Bond pricing refers to determining the present value of a bond's future cash flows, including interest payments and principal repayment, discounted at an appropriate rate. Duration measures a bond's sensitivity to changes in interest rates, indicating how much its price will fluctuate with rate movements. Yield represents the return an investor can expect from holding the bond, commonly expressed as yield to maturity, which considers both interest payments and any capital gain or loss if held to maturity.
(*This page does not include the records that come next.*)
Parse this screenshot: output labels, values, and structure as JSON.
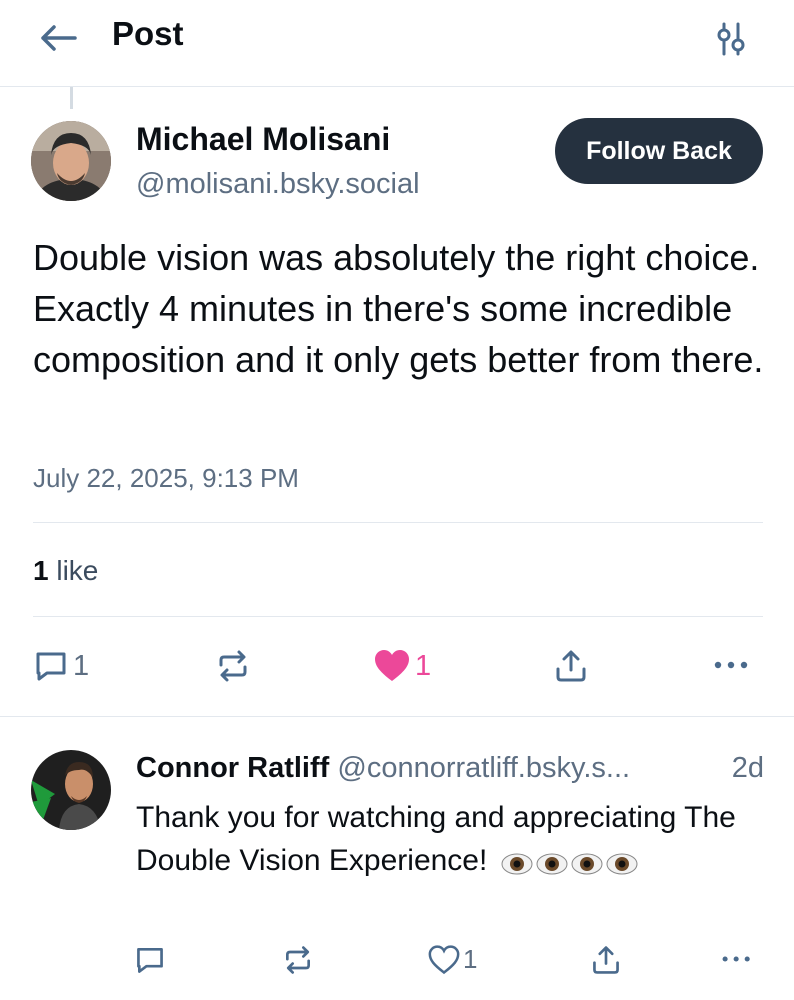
{
  "header": {
    "title": "Post",
    "icons": {
      "back": "arrow-left-icon",
      "settings": "sliders-icon"
    }
  },
  "post": {
    "author_name": "Michael Molisani",
    "author_handle": "@molisani.bsky.social",
    "follow_label": "Follow Back",
    "text": "Double vision was absolutely the right choice. Exactly 4 minutes in there's some incredible composition and it only gets better from there.",
    "date": "July 22, 2025, 9:13 PM",
    "likes_count": "1",
    "likes_label": "like",
    "actions": {
      "reply_count": "1",
      "like_count": "1"
    }
  },
  "reply": {
    "author_name": "Connor Ratliff",
    "author_handle": "@connorratliff.bsky.s...",
    "time": "2d",
    "text": "Thank you for watching and appreciating The Double Vision Experience!",
    "emoji": "👁️👁️👁️👁️",
    "actions": {
      "like_count": "1"
    }
  },
  "colors": {
    "accent_dark": "#25313f",
    "muted": "#5d6e82",
    "like_pink": "#ec4899",
    "divider": "#e3e8ee"
  }
}
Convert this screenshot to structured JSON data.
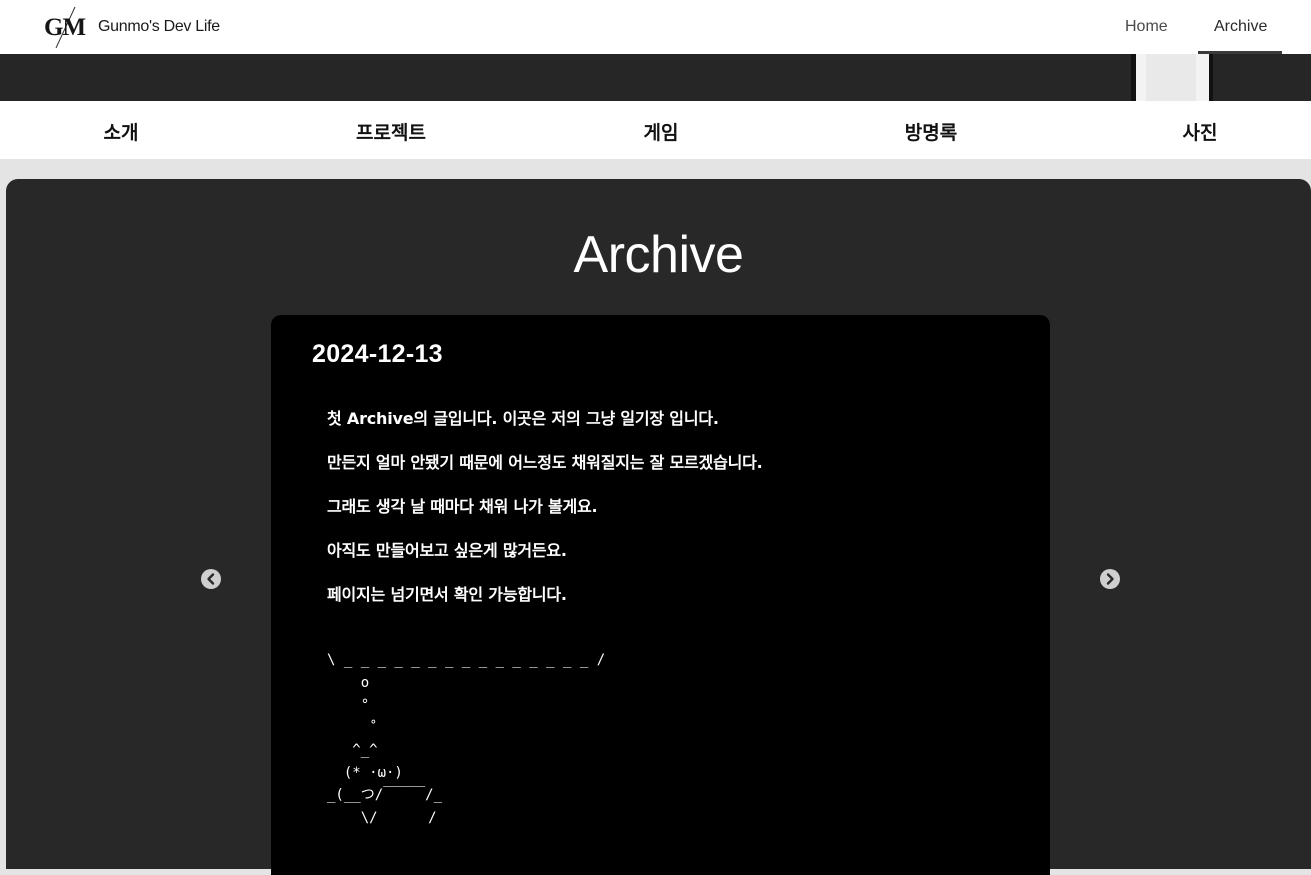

Bond pricing refers to determining the present value of a bond's future cash flows, including interest payments and principal repayment, discounted at an appropriate rate. Duration measures a bond's sensitivity to changes in interest rates, indicating how much its price will fluctuate with rate movements. Yield represents the return an investor can expect from holding the bond, commonly expressed as yield to maturity, which considers both interest payments and any capital gain or loss if held to maturity.
What is bond pricing?
Bond pricing is the process of determining the present value of a bond's future cash flows (coupons and principal) by discounting them at an appropriate market rate.
How are a bond's cash flows used in pricing?
Each coupon payment and the principal repaid at maturity are discounted back to today and summed to get the price.
What does yield mean in bond pricing?
Yield is the rate that makes the present value of a bond's future cash flows equal to its price; yield to maturity is the common measure when you hold to maturity.
What is duration, and why does it matter for price changes?
Duration measures how sensitive a bond's price is to interest-rate moves; higher duration means larger price changes for a given rate change, approximately price change ≈ -Duration × ΔYield × Price.